[Edit: Life is getting much better these days with IE 9 beginning to support standards and be consistent as Firefox and Safari (and now Chrome and there is always someone on Opera)]
Usually, I start out creating my designs for this site by testing them in Safari (yes, I am a Mac user… so consider this my first contribution to the holy war of mac vs pc). I also test Mozilla on the Mac/Windows and feel that if it looks good in those two I am generally on track. Eventually, I get around to checking in IE on Windows and then IE on the Mac (although, I don’t know why anyone would still use IE on a Mac). Here, I typically find some fatal flaw that IE just craps on. If it were not for the fact that Windows forces users to use IE (software update with Moz, I don’t think so), most everybody would have chucked it a long time ago. Now, only due to the security lapses in IE, has Firefox (Mozilla’s light and fast version) begun to claim some users back from IE… but you still have to use IE. And most users still do…
Since wordpress layout is based on css, I wanted to do something similar to the CSS Zen Garden. I hope to create a new designs every now and then… None of the code in the theme file is changed when switching between designs (although I did modify the code from the original WP install). I was going to write my own feature to handle allowing visitors to switch the theme for themselves. Instead, I used a plug-in to provide this feature… There are so many plugins for wordpress, which is one of the strengths of the platform. So why reinvent the wheel, well except when you don’t like the options that exist. I added a facebook like plugin and really do not care for how it is working so I may bake my own shortly here. Besides the CSSzengarden, there are hundreds of designs/themes for wordpress, so the challenge is for me, to try and do something fresh (or personal, which should be fresh).
This is the default that loads when you first visit the site. It features a rotating head image using jQuery. The photos and image are all taken by me in my travels.
This is a plain layout stripped of most images. Great starting point for new designs as well as for anyone visiting on a slow connection.
These are old designs that have been retired due to the upgrades. I may bring them back sometime when I can convert and test them fully;
This was the old default. It uses a picture I took of Mt Fuji covered with snow for the banner.
This one uses a Macromedia Fireworks pattern with a shot of the Pacific ocean. I took the picture of the Pacific from the hotel in Ito city Japan. Sorry you can’t see much more, the full image has a little island that is offshore about 1500 meters.
Ok, so it took a couple weeks to get this one up… having a couple of kids, a full time job and going to grad school takes some time. Well this one is not finished, but I wanted to get something out. It is kind of inspired by early 20th century typography… but it doesn’t do justice to what I was thinking of… Jan Tschichold, El Lissitzky… et al.

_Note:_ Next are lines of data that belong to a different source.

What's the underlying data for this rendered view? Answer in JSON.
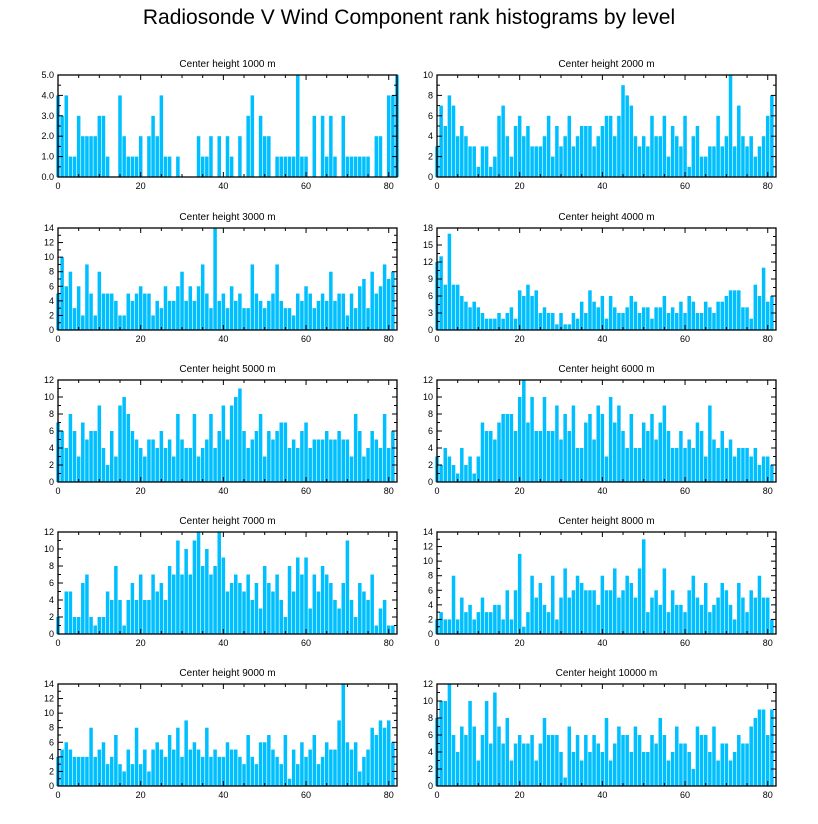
{
  "title": "Radiosonde V Wind Component rank histograms by level",
  "colors": {
    "bar": "#00bfff",
    "axis": "#000000",
    "background": "#ffffff"
  },
  "chart_data": [
    {
      "type": "bar",
      "title": "Center height 1000 m",
      "xlim": [
        0,
        82
      ],
      "ylim": [
        0,
        5
      ],
      "xticks": [
        0,
        20,
        40,
        60,
        80
      ],
      "yticks": [
        0,
        1,
        2,
        3,
        4,
        5
      ],
      "ytick_labels": [
        "0.0",
        "1.0",
        "2.0",
        "3.0",
        "4.0",
        "5.0"
      ],
      "values": [
        4,
        3,
        4,
        1,
        1,
        3,
        2,
        2,
        2,
        2,
        3,
        3,
        1,
        0,
        0,
        4,
        2,
        1,
        1,
        1,
        2,
        0,
        2,
        3,
        2,
        4,
        1,
        1,
        0,
        1,
        0,
        0,
        0,
        0,
        2,
        1,
        1,
        2,
        0,
        2,
        0,
        2,
        1,
        0,
        2,
        0,
        3,
        4,
        0,
        3,
        2,
        2,
        0,
        1,
        1,
        1,
        1,
        1,
        5,
        1,
        1,
        0,
        3,
        0,
        3,
        1,
        3,
        1,
        0,
        3,
        1,
        1,
        1,
        1,
        1,
        1,
        0,
        2,
        2,
        0,
        4,
        4,
        5
      ]
    },
    {
      "type": "bar",
      "title": "Center height 2000 m",
      "xlim": [
        0,
        82
      ],
      "ylim": [
        0,
        10
      ],
      "xticks": [
        0,
        20,
        40,
        60,
        80
      ],
      "yticks": [
        0,
        2,
        4,
        6,
        8,
        10
      ],
      "ytick_labels": [
        "0",
        "2",
        "4",
        "6",
        "8",
        "10"
      ],
      "values": [
        3,
        7,
        5,
        8,
        7,
        4,
        5,
        4,
        3,
        3,
        1,
        3,
        3,
        1,
        2,
        6,
        7,
        4,
        2,
        5,
        6,
        4,
        5,
        3,
        3,
        3,
        4,
        6,
        2,
        5,
        3,
        4,
        6,
        3,
        4,
        5,
        5,
        5,
        3,
        4,
        5,
        6,
        6,
        4,
        6,
        9,
        8,
        7,
        4,
        3,
        4,
        3,
        6,
        4,
        4,
        6,
        2,
        5,
        4,
        3,
        6,
        1,
        4,
        5,
        2,
        2,
        3,
        3,
        6,
        3,
        4,
        10,
        3,
        7,
        4,
        3,
        4,
        2,
        3,
        4,
        6,
        8
      ]
    },
    {
      "type": "bar",
      "title": "Center height 3000 m",
      "xlim": [
        0,
        82
      ],
      "ylim": [
        0,
        14
      ],
      "xticks": [
        0,
        20,
        40,
        60,
        80
      ],
      "yticks": [
        0,
        2,
        4,
        6,
        8,
        10,
        12,
        14
      ],
      "ytick_labels": [
        "0",
        "2",
        "4",
        "6",
        "8",
        "10",
        "12",
        "14"
      ],
      "values": [
        5,
        10,
        6,
        8,
        3,
        6,
        2,
        9,
        5,
        2,
        8,
        5,
        5,
        5,
        4,
        2,
        2,
        5,
        4,
        5,
        6,
        5,
        5,
        2,
        4,
        3,
        6,
        4,
        4,
        6,
        8,
        4,
        6,
        4,
        6,
        9,
        5,
        3,
        14,
        4,
        5,
        3,
        6,
        4,
        5,
        3,
        3,
        9,
        5,
        4,
        3,
        4,
        5,
        9,
        4,
        3,
        3,
        2,
        5,
        4,
        6,
        5,
        3,
        4,
        5,
        4,
        8,
        4,
        5,
        5,
        2,
        5,
        3,
        6,
        7,
        3,
        8,
        5,
        6,
        9,
        7,
        8
      ]
    },
    {
      "type": "bar",
      "title": "Center height 4000 m",
      "xlim": [
        0,
        82
      ],
      "ylim": [
        0,
        18
      ],
      "xticks": [
        0,
        20,
        40,
        60,
        80
      ],
      "yticks": [
        0,
        3,
        6,
        9,
        12,
        15,
        18
      ],
      "ytick_labels": [
        "0",
        "3",
        "6",
        "9",
        "12",
        "15",
        "18"
      ],
      "values": [
        12,
        13,
        8,
        17,
        8,
        8,
        6,
        5,
        4,
        5,
        4,
        3,
        2,
        2,
        2,
        3,
        2,
        3,
        4,
        2,
        7,
        6,
        8,
        6,
        7,
        3,
        4,
        3,
        3,
        1,
        3,
        1,
        1,
        3,
        2,
        5,
        3,
        7,
        5,
        4,
        6,
        2,
        6,
        4,
        3,
        3,
        4,
        6,
        5,
        3,
        4,
        4,
        2,
        4,
        4,
        6,
        3,
        4,
        3,
        5,
        3,
        6,
        5,
        3,
        3,
        5,
        4,
        3,
        5,
        5,
        6,
        7,
        7,
        7,
        4,
        4,
        2,
        8,
        6,
        11,
        5,
        6
      ]
    },
    {
      "type": "bar",
      "title": "Center height 5000 m",
      "xlim": [
        0,
        82
      ],
      "ylim": [
        0,
        12
      ],
      "xticks": [
        0,
        20,
        40,
        60,
        80
      ],
      "yticks": [
        0,
        2,
        4,
        6,
        8,
        10,
        12
      ],
      "ytick_labels": [
        "0",
        "2",
        "4",
        "6",
        "8",
        "10",
        "12"
      ],
      "values": [
        7,
        6,
        4,
        8,
        6,
        3,
        7,
        5,
        6,
        6,
        9,
        4,
        2,
        6,
        3,
        9,
        10,
        8,
        6,
        5,
        4,
        3,
        5,
        5,
        4,
        6,
        4,
        5,
        3,
        8,
        5,
        4,
        4,
        8,
        3,
        4,
        5,
        8,
        4,
        6,
        9,
        5,
        9,
        10,
        11,
        6,
        4,
        5,
        6,
        8,
        3,
        6,
        5,
        6,
        7,
        7,
        4,
        5,
        4,
        6,
        7,
        4,
        5,
        5,
        5,
        6,
        5,
        5,
        6,
        5,
        5,
        3,
        8,
        6,
        3,
        4,
        6,
        5,
        4,
        8,
        4,
        6
      ]
    },
    {
      "type": "bar",
      "title": "Center height 6000 m",
      "xlim": [
        0,
        82
      ],
      "ylim": [
        0,
        12
      ],
      "xticks": [
        0,
        20,
        40,
        60,
        80
      ],
      "yticks": [
        0,
        2,
        4,
        6,
        8,
        10,
        12
      ],
      "ytick_labels": [
        "0",
        "2",
        "4",
        "6",
        "8",
        "10",
        "12"
      ],
      "values": [
        3,
        2,
        4,
        3,
        2,
        1,
        4,
        2,
        3,
        1,
        3,
        7,
        6,
        6,
        5,
        7,
        8,
        8,
        8,
        6,
        10,
        12,
        7,
        10,
        6,
        6,
        10,
        6,
        6,
        9,
        5,
        8,
        6,
        9,
        4,
        4,
        7,
        8,
        5,
        9,
        8,
        3,
        10,
        7,
        9,
        6,
        4,
        8,
        4,
        4,
        7,
        6,
        8,
        5,
        7,
        9,
        6,
        4,
        4,
        6,
        4,
        5,
        4,
        7,
        6,
        3,
        9,
        5,
        4,
        6,
        4,
        5,
        3,
        4,
        4,
        4,
        3,
        4,
        2,
        3,
        3,
        2
      ]
    },
    {
      "type": "bar",
      "title": "Center height 7000 m",
      "xlim": [
        0,
        82
      ],
      "ylim": [
        0,
        12
      ],
      "xticks": [
        0,
        20,
        40,
        60,
        80
      ],
      "yticks": [
        0,
        2,
        4,
        6,
        8,
        10,
        12
      ],
      "ytick_labels": [
        "0",
        "2",
        "4",
        "6",
        "8",
        "10",
        "12"
      ],
      "values": [
        2,
        0,
        5,
        5,
        2,
        2,
        6,
        7,
        2,
        1,
        2,
        2,
        5,
        4,
        8,
        4,
        1,
        4,
        6,
        4,
        7,
        4,
        4,
        7,
        5,
        6,
        4,
        8,
        7,
        11,
        7,
        10,
        7,
        11,
        12,
        8,
        10,
        7,
        8,
        12,
        9,
        5,
        6,
        7,
        6,
        5,
        7,
        4,
        6,
        3,
        8,
        6,
        5,
        7,
        4,
        2,
        8,
        5,
        9,
        7,
        9,
        3,
        7,
        5,
        8,
        7,
        6,
        4,
        3,
        6,
        11,
        4,
        2,
        6,
        5,
        4,
        7,
        1,
        3,
        4,
        1,
        1
      ]
    },
    {
      "type": "bar",
      "title": "Center height 8000 m",
      "xlim": [
        0,
        82
      ],
      "ylim": [
        0,
        14
      ],
      "xticks": [
        0,
        20,
        40,
        60,
        80
      ],
      "yticks": [
        0,
        2,
        4,
        6,
        8,
        10,
        12,
        14
      ],
      "ytick_labels": [
        "0",
        "2",
        "4",
        "6",
        "8",
        "10",
        "12",
        "14"
      ],
      "values": [
        2,
        3,
        2,
        2,
        8,
        2,
        5,
        3,
        4,
        2,
        3,
        5,
        3,
        3,
        4,
        4,
        2,
        6,
        2,
        6,
        11,
        1,
        3,
        8,
        5,
        7,
        4,
        3,
        8,
        2,
        5,
        9,
        5,
        6,
        8,
        7,
        6,
        6,
        6,
        4,
        8,
        6,
        6,
        9,
        5,
        6,
        8,
        7,
        5,
        9,
        13,
        3,
        5,
        6,
        4,
        9,
        3,
        6,
        4,
        4,
        3,
        6,
        8,
        5,
        4,
        7,
        3,
        4,
        5,
        7,
        6,
        4,
        2,
        7,
        5,
        3,
        6,
        5,
        8,
        5,
        5,
        2
      ]
    },
    {
      "type": "bar",
      "title": "Center height 9000 m",
      "xlim": [
        0,
        82
      ],
      "ylim": [
        0,
        14
      ],
      "xticks": [
        0,
        20,
        40,
        60,
        80
      ],
      "yticks": [
        0,
        2,
        4,
        6,
        8,
        10,
        12,
        14
      ],
      "ytick_labels": [
        "0",
        "2",
        "4",
        "6",
        "8",
        "10",
        "12",
        "14"
      ],
      "values": [
        4,
        5,
        6,
        5,
        4,
        4,
        4,
        4,
        8,
        4,
        5,
        6,
        3,
        4,
        7,
        3,
        2,
        5,
        3,
        8,
        3,
        5,
        2,
        5,
        6,
        5,
        4,
        7,
        5,
        8,
        4,
        9,
        5,
        6,
        5,
        4,
        8,
        4,
        5,
        4,
        4,
        6,
        5,
        5,
        4,
        3,
        7,
        4,
        3,
        6,
        6,
        7,
        5,
        4,
        3,
        7,
        1,
        5,
        3,
        6,
        4,
        5,
        7,
        3,
        4,
        6,
        5,
        5,
        9,
        14,
        6,
        5,
        6,
        2,
        4,
        5,
        8,
        7,
        9,
        8,
        9,
        6
      ]
    },
    {
      "type": "bar",
      "title": "Center height 10000 m",
      "xlim": [
        0,
        82
      ],
      "ylim": [
        0,
        12
      ],
      "xticks": [
        0,
        20,
        40,
        60,
        80
      ],
      "yticks": [
        0,
        2,
        4,
        6,
        8,
        10,
        12
      ],
      "ytick_labels": [
        "0",
        "2",
        "4",
        "6",
        "8",
        "10",
        "12"
      ],
      "values": [
        8,
        10,
        10,
        12,
        6,
        4,
        7,
        6,
        10,
        7,
        3,
        6,
        10,
        5,
        11,
        7,
        5,
        8,
        3,
        5,
        6,
        5,
        5,
        6,
        3,
        5,
        8,
        6,
        6,
        6,
        4,
        1,
        7,
        4,
        6,
        3,
        6,
        4,
        6,
        5,
        4,
        8,
        3,
        5,
        7,
        6,
        6,
        4,
        7,
        6,
        4,
        4,
        6,
        5,
        8,
        6,
        3,
        4,
        7,
        5,
        5,
        4,
        2,
        7,
        6,
        6,
        4,
        7,
        3,
        5,
        5,
        3,
        4,
        6,
        5,
        5,
        7,
        8,
        9,
        9,
        6,
        9
      ]
    }
  ]
}
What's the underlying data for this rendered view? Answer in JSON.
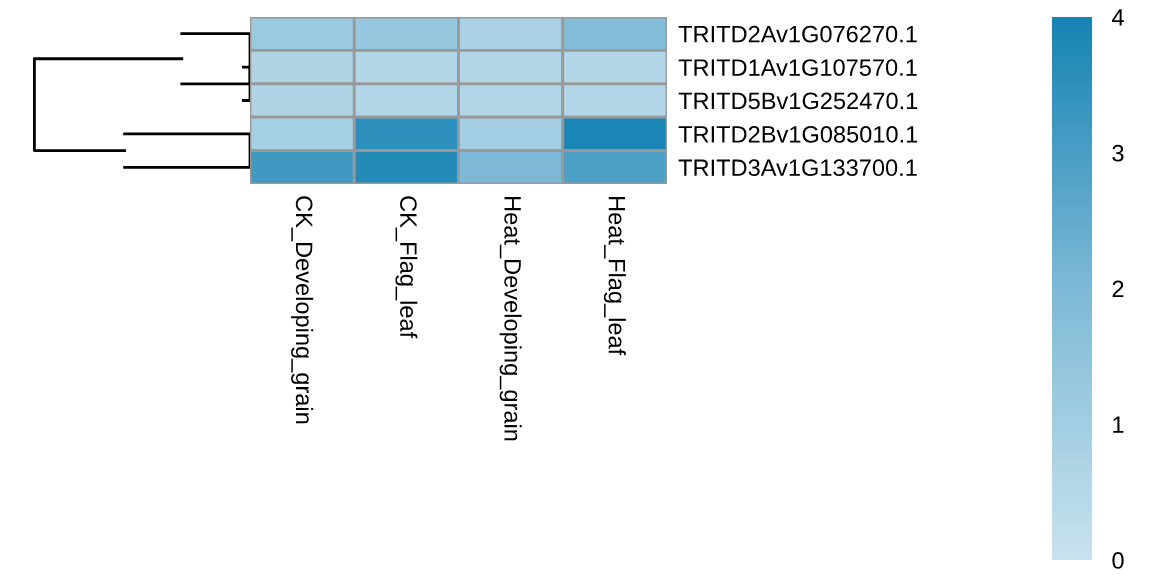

Splotch or blocks, something bright and colorful. This was created using some filters in Fireworks. I wanted to create something that looked a little like water color painted blocks.
Used a photo taken from inside the Denny’s in the city of Ito, Japan for the head (taken in 2003). The concept basically was to have the water fade into the page content.
HCI 513 was basically a class about “An integrated study of design, technical, and strategic issues for Internet commerce”. Since I work full time as a web administrator I didn’t think I would learn much, but the professor was very informed and provided addiitional insight into the various aspects of e-commerce. Particularly, I learned even with the nice web services offered by FedEx and UPS, that implementing shipping on an e-commerce site is fairly complex. The projects we have worked on at work always charged a flat rate, although we are working on an implementation now that integrates our publishing group’s DB, which has a shipping calculator. But that is done on the inventory/fullfillment app side, so all we do is pass the address and get the data back from the API.
I am taking a class on the issues of designing software/websites for the disabled. It is very informative so far. It seems that many businesses are ignoring this at their peril. While one case was dismissed two years ago (Southwest Airlines), another went against the organization (Marta), and several more were settled out of court for nominal sums. Well nominal in the sense that they could have spent that money upfront on accessibility and avoided the negative publicity.